More commonly referred to as dead pixels, pixel anomalies can often be discovered in LCD-based laptop screens and flat-panel monitors. And the larger the display, the more prone the product is to contain several pixel anomalies.
Like most computer manufacturers, Apple's LCD products sometimes ship with several of these imperfections, though rarely is the customer eligible for a product replacement.
A recently uncovered document has revealed some of the guidelines followed by Apple's internal customer service department when determining whether a customer's LCD panel may be suitable for repair or replacement.
While a final inspection reportedly takes into account the proximity of faulty pixels to one another as well as location, in general Apple deems 3 bright subpixels to be acceptable on LCD displays that ranges from 12.1 inches to 15.2 inches in size. Meanwhile, on a 17-inch to 20-inch LCD, the company finds 4 bright subpixels, 6 dark subpixels, or a combination of 8 bright and dark subpixels to be acceptable.

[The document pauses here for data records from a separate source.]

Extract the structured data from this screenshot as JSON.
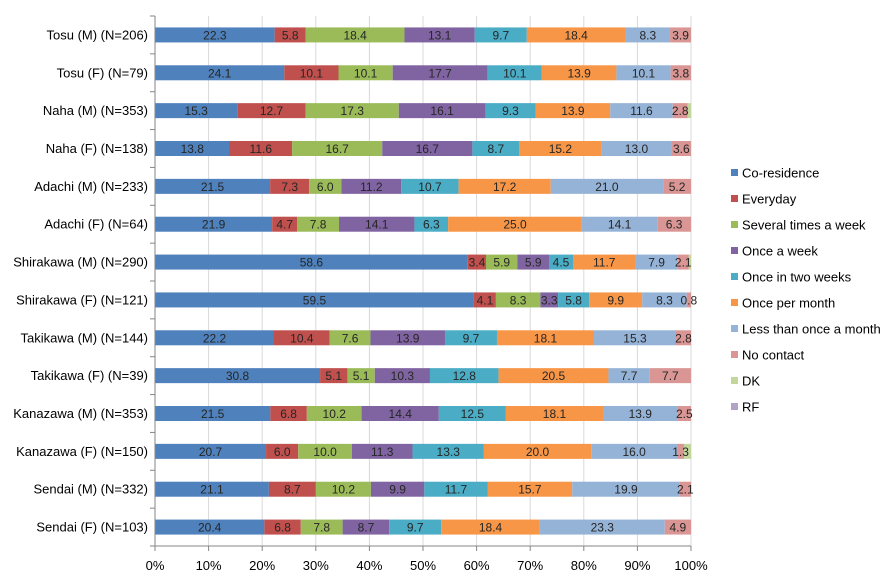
{
  "chart_data": {
    "type": "bar",
    "orientation": "horizontal",
    "stacked": "percent",
    "title": "",
    "xlabel": "",
    "ylabel": "",
    "xlim": [
      0,
      100
    ],
    "x_ticks": [
      "0%",
      "10%",
      "20%",
      "30%",
      "40%",
      "50%",
      "60%",
      "70%",
      "80%",
      "90%",
      "100%"
    ],
    "grid": "vertical",
    "legend_position": "right",
    "categories": [
      "Tosu (M) (N=206)",
      "Tosu (F) (N=79)",
      "Naha (M) (N=353)",
      "Naha (F) (N=138)",
      "Adachi (M) (N=233)",
      "Adachi (F) (N=64)",
      "Shirakawa (M) (N=290)",
      "Shirakawa (F) (N=121)",
      "Takikawa (M) (N=144)",
      "Takikawa (F) (N=39)",
      "Kanazawa (M) (N=353)",
      "Kanazawa (F) (N=150)",
      "Sendai (M) (N=332)",
      "Sendai (F) (N=103)"
    ],
    "series": [
      {
        "name": "Co-residence",
        "color": "#4F81BD",
        "values": [
          22.3,
          24.1,
          15.3,
          13.8,
          21.5,
          21.9,
          58.6,
          59.5,
          22.2,
          30.8,
          21.5,
          20.7,
          21.1,
          20.4
        ],
        "labels": [
          "22.3",
          "24.1",
          "15.3",
          "13.8",
          "21.5",
          "21.9",
          "58.6",
          "59.5",
          "22.2",
          "30.8",
          "21.5",
          "20.7",
          "21.1",
          "20.4"
        ]
      },
      {
        "name": "Everyday",
        "color": "#C0504D",
        "values": [
          5.8,
          10.1,
          12.7,
          11.6,
          7.3,
          4.7,
          3.4,
          4.1,
          10.4,
          5.1,
          6.8,
          6.0,
          8.7,
          6.8
        ],
        "labels": [
          "5.8",
          "10.1",
          "12.7",
          "11.6",
          "7.3",
          "4.7",
          "3.4",
          "4.1",
          "10.4",
          "5.1",
          "6.8",
          "6.0",
          "8.7",
          "6.8"
        ]
      },
      {
        "name": "Several times a week",
        "color": "#9BBB59",
        "values": [
          18.4,
          10.1,
          17.3,
          16.7,
          6.0,
          7.8,
          5.9,
          8.3,
          7.6,
          5.1,
          10.2,
          10.0,
          10.2,
          7.8
        ],
        "labels": [
          "18.4",
          "10.1",
          "17.3",
          "16.7",
          "6.0",
          "7.8",
          "5.9",
          "8.3",
          "7.6",
          "5.1",
          "10.2",
          "10.0",
          "10.2",
          "7.8"
        ]
      },
      {
        "name": "Once a week",
        "color": "#8064A2",
        "values": [
          13.1,
          17.7,
          16.1,
          16.7,
          11.2,
          14.1,
          5.9,
          3.3,
          13.9,
          10.3,
          14.4,
          11.3,
          9.9,
          8.7
        ],
        "labels": [
          "13.1",
          "17.7",
          "16.1",
          "16.7",
          "11.2",
          "14.1",
          "5.9",
          "3.3",
          "13.9",
          "10.3",
          "14.4",
          "11.3",
          "9.9",
          "8.7"
        ]
      },
      {
        "name": "Once in two weeks",
        "color": "#4BACC6",
        "values": [
          9.7,
          10.1,
          9.3,
          8.7,
          10.7,
          6.3,
          4.5,
          5.8,
          9.7,
          12.8,
          12.5,
          13.3,
          11.7,
          9.7
        ],
        "labels": [
          "9.7",
          "10.1",
          "9.3",
          "8.7",
          "10.7",
          "6.3",
          "4.5",
          "5.8",
          "9.7",
          "12.8",
          "12.5",
          "13.3",
          "11.7",
          "9.7"
        ]
      },
      {
        "name": "Once per month",
        "color": "#F79646",
        "values": [
          18.4,
          13.9,
          13.9,
          15.2,
          17.2,
          25.0,
          11.7,
          9.9,
          18.1,
          20.5,
          18.1,
          20.0,
          15.7,
          18.4
        ],
        "labels": [
          "18.4",
          "13.9",
          "13.9",
          "15.2",
          "17.2",
          "25.0",
          "11.7",
          "9.9",
          "18.1",
          "20.5",
          "18.1",
          "20.0",
          "15.7",
          "18.4"
        ]
      },
      {
        "name": "Less than once a month",
        "color": "#95B3D7",
        "values": [
          8.3,
          10.1,
          11.6,
          13.0,
          21.0,
          14.1,
          7.9,
          8.3,
          15.3,
          7.7,
          13.9,
          16.0,
          19.9,
          23.3
        ],
        "labels": [
          "8.3",
          "10.1",
          "11.6",
          "13.0",
          "21.0",
          "14.1",
          "7.9",
          "8.3",
          "15.3",
          "7.7",
          "13.9",
          "16.0",
          "19.9",
          "23.3"
        ]
      },
      {
        "name": "No contact",
        "color": "#D99694",
        "values": [
          3.9,
          3.8,
          2.8,
          3.6,
          5.2,
          6.3,
          2.1,
          0.8,
          2.8,
          7.7,
          2.5,
          1.3,
          2.1,
          4.9
        ],
        "labels": [
          "3.9",
          "3.8",
          "2.8",
          "3.6",
          "5.2",
          "6.3",
          "2.1",
          "0.8",
          "2.8",
          "7.7",
          "2.5",
          "1.3",
          "2.1",
          "4.9"
        ]
      },
      {
        "name": "DK",
        "color": "#C3D69B",
        "values": [
          0,
          0,
          0.6,
          0,
          0,
          0,
          0.4,
          0,
          0,
          0,
          0,
          1.3,
          0,
          0
        ],
        "labels": [
          "",
          "",
          "",
          "",
          "",
          "",
          "",
          "",
          "",
          "",
          "",
          "",
          "",
          ""
        ]
      },
      {
        "name": "RF",
        "color": "#B2A2C7",
        "values": [
          0,
          0,
          0,
          0,
          0,
          0,
          0,
          0,
          0,
          0,
          0,
          0,
          0,
          0
        ],
        "labels": [
          "",
          "",
          "",
          "",
          "",
          "",
          "",
          "",
          "",
          "",
          "",
          "",
          "",
          ""
        ]
      }
    ]
  }
}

For the larger 22-inch and 23-inch Cinema displays, Apple guidelines list 10 dark subpixels or a combination of 15 bright and dark subpixels to be acceptable, but does not provide acceptability figures for bright subpixel counts on displays of this size.
Judging by the figures, it seems logical that some of the company's new 30-inch HD Cinema displays could ship with a combined 20 or so pixel anomalies, yet still be considered as an acceptable product.
To date, Apple pixel anomaly guidelines do not provide references to displays larger than 23 inches.